Higher raw-materials prices and sluggish turkey sales continue to squeeze profits at Austin-based Hormel Foods, but the company's recent buying spree helped fuel upbeat prospects for the year ahead.

Hormel said Tuesday that its fiscal fourth-quarter profit fell 11 percent to $218.2 million, or 41 cents per share. That beat analysts' expectations by a penny. Revenue dropped 5 percent to $2.49 billion.

For its full fiscal year, Hormel's profit was down 5 percent to $847 million, or $1.57 per share, disappointing results that were salvaged somewhat by operational improvements, stronger demand for pork and $25 million in cuts to the advertising budget.

But investors remain positive on the long-term prospects for the $9.2 billion company best known for Spam. Hormel shares finished the day at $34.52, up 3 percent.

"There's been a lot of uncertainty hanging over the stock the past year," said Brittany Weissman, an analyst at Edward Jones. "These results were more like light at the end of the tunnel. Even with some challenges ahead, you can start to see how they'll emerge stronger at the end of it."

Three rapid acquisitions over a six-week period played a dominant role in the quarterly results, and furthered Hormel's strategy to pump up its portfolio with more profit-rich products and to expand its global reach.

At the end of October, the company announced the largest acquisition in its history: Columbus Manufacturing Inc., a premium deli meat and salami company. The $850 million deal, expected to close in December, followed near back-to-back acquisitions in August of Chicago-based restaurant supplier Fontanini Italian Meats and Sausages and Brazilian meat company Cidade do Sol.

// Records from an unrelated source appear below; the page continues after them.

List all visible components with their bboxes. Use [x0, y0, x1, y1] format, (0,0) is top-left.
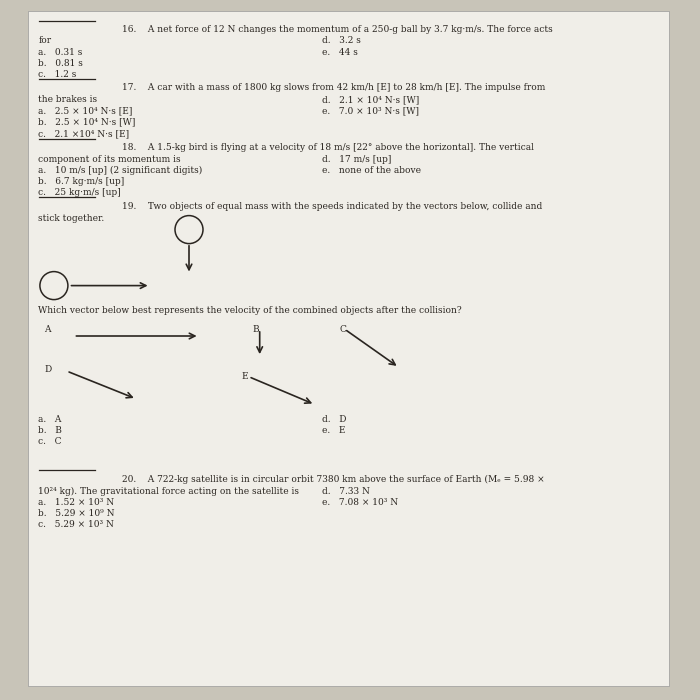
- Text: 20.    A 722-kg satellite is in circular orbit 7380 km above the surface of Eart: 20. A 722-kg satellite is in circular or…: [122, 475, 545, 484]
- Text: e.   7.0 × 10³ N·s [W]: e. 7.0 × 10³ N·s [W]: [322, 106, 419, 116]
- Text: A: A: [44, 326, 50, 335]
- Text: 16.    A net force of 12 N changes the momentum of a 250-g ball by 3.7 kg·m/s. T: 16. A net force of 12 N changes the mome…: [122, 25, 553, 34]
- Text: a.   10 m/s [up] (2 significant digits): a. 10 m/s [up] (2 significant digits): [38, 166, 203, 175]
- Text: b.   B: b. B: [38, 426, 62, 435]
- Text: the brakes is: the brakes is: [38, 95, 97, 104]
- Text: Which vector below best represents the velocity of the combined objects after th: Which vector below best represents the v…: [38, 306, 462, 315]
- Text: for: for: [38, 36, 52, 46]
- Polygon shape: [28, 10, 668, 686]
- Text: a.   1.52 × 10³ N: a. 1.52 × 10³ N: [38, 498, 115, 507]
- Text: e.   none of the above: e. none of the above: [322, 166, 421, 175]
- Text: C: C: [340, 326, 346, 335]
- Text: d.   D: d. D: [322, 415, 346, 424]
- Text: e.   44 s: e. 44 s: [322, 48, 358, 57]
- Text: B: B: [252, 326, 258, 335]
- Text: E: E: [241, 372, 248, 382]
- Text: a.   A: a. A: [38, 415, 62, 424]
- Text: c.   C: c. C: [38, 438, 62, 447]
- Text: e.   7.08 × 10³ N: e. 7.08 × 10³ N: [322, 498, 398, 507]
- Text: a.   0.31 s: a. 0.31 s: [38, 48, 83, 57]
- Text: 17.    A car with a mass of 1800 kg slows from 42 km/h [E] to 28 km/h [E]. The i: 17. A car with a mass of 1800 kg slows f…: [122, 83, 546, 92]
- Text: d.   3.2 s: d. 3.2 s: [322, 36, 361, 46]
- Text: c.   1.2 s: c. 1.2 s: [38, 70, 77, 79]
- Text: d.   17 m/s [up]: d. 17 m/s [up]: [322, 155, 391, 164]
- Text: e.   E: e. E: [322, 426, 346, 435]
- Text: b.   0.81 s: b. 0.81 s: [38, 59, 83, 68]
- Text: c.   2.1 ×10⁴ N·s [E]: c. 2.1 ×10⁴ N·s [E]: [38, 129, 130, 138]
- Text: D: D: [44, 365, 51, 375]
- Text: d.   7.33 N: d. 7.33 N: [322, 486, 370, 496]
- Text: c.   25 kg·m/s [up]: c. 25 kg·m/s [up]: [38, 188, 121, 197]
- Text: d.   2.1 × 10⁴ N·s [W]: d. 2.1 × 10⁴ N·s [W]: [322, 95, 419, 104]
- Text: b.   5.29 × 10⁹ N: b. 5.29 × 10⁹ N: [38, 509, 115, 518]
- Text: component of its momentum is: component of its momentum is: [38, 155, 181, 164]
- Text: 18.    A 1.5-kg bird is flying at a velocity of 18 m/s [22° above the horizontal: 18. A 1.5-kg bird is flying at a velocit…: [122, 143, 534, 152]
- Text: a.   2.5 × 10⁴ N·s [E]: a. 2.5 × 10⁴ N·s [E]: [38, 106, 133, 116]
- Text: c.   5.29 × 10³ N: c. 5.29 × 10³ N: [38, 520, 114, 529]
- Text: stick together.: stick together.: [38, 214, 105, 223]
- Text: 10²⁴ kg). The gravitational force acting on the satellite is: 10²⁴ kg). The gravitational force acting…: [38, 486, 300, 496]
- Text: b.   6.7 kg·m/s [up]: b. 6.7 kg·m/s [up]: [38, 177, 125, 186]
- Text: b.   2.5 × 10⁴ N·s [W]: b. 2.5 × 10⁴ N·s [W]: [38, 118, 136, 127]
- Text: 19.    Two objects of equal mass with the speeds indicated by the vectors below,: 19. Two objects of equal mass with the s…: [122, 202, 542, 211]
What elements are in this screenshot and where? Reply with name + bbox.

"Refrigerated foods — it's never been fundamentally stronger," Hormel Chief Executive Jim Snee told analysts in a morning conference call. "And what we're doing on the acquisition side is only going to make it stronger."

Looking ahead, Hormel executives were measured but positive about their ability to manage through continued uncertainty in the commodity market. The newly purchased businesses, investments in fast-growing China and increased deli offerings will take the edge off volatility in the hog, pork and turkey markets, they said.

Hormel forecast earnings per share of $1.60 to $1.70 in 2018, not including the 2 to 3 cents per share that Columbus Craft Meats is expected to add. The earnings guidance is in line with consensus expectations of $1.63 per share.

The new businesses and investments in its production process will help Hormel bring new and more profitable products to market faster, said Weissman. Meanwhile, a strong balance sheet puts the company in position to make future acquisitions for long-term growth.

"There's always going to be some commodity influence in this business," Weissman said. "But for the commodity-type business they are in, they are very well diversified. They are very tactical in how they manage those challenges. They have proven that over time."

During the fourth quarter, sales of organic foods, including Hormel Natural Choice products, were a bright spot across both its refrigerated meats and grocery products, which includes canned goods as well as Skippy peanut butter and Wholly Guacamole dips.

Profits in refrigerated foods, by far Hormel's largest business unit with about 47 percent of total sales in the fourth quarter, dropped 13 percent. Much of the decrease came from the divestiture of the Farmer John business. But executives said they already are seeing the positive impact of buying Fontanini, a premium brand that appeals to craft-minded consumers.

Continued oversupply in the turkey industry led to a 24 percent drop in profit at its Jennie-O Turkey Store as farmers overproduced over fears of another avian flu outbreak that didn't materialize. Strong sales in marinated tenderloins and oven-ready products — higher-margin products that command premium pricing — helped offset some of the loss.

Separately, Hormel announced it would merge its specialty foods and grocery products segments to gain more control over the supply chain and reap efficiencies by managing these similar product lines across various retail outlets. The combined operations last year represented about 28 percent of Hormel's overall sales.

Specialty foods is a smaller division that mainly includes health and nutrition products sold at convenience stores, and retailers such as Walmart and Target. The segment accounted for about 9 percent of the total business last year, but has been strained by poor sales of Muscle Milk protein drink. Profit in the unit was down 21 percent during the quarter.

The restructured division will be led by Luis Marconi, current grocery products vice president.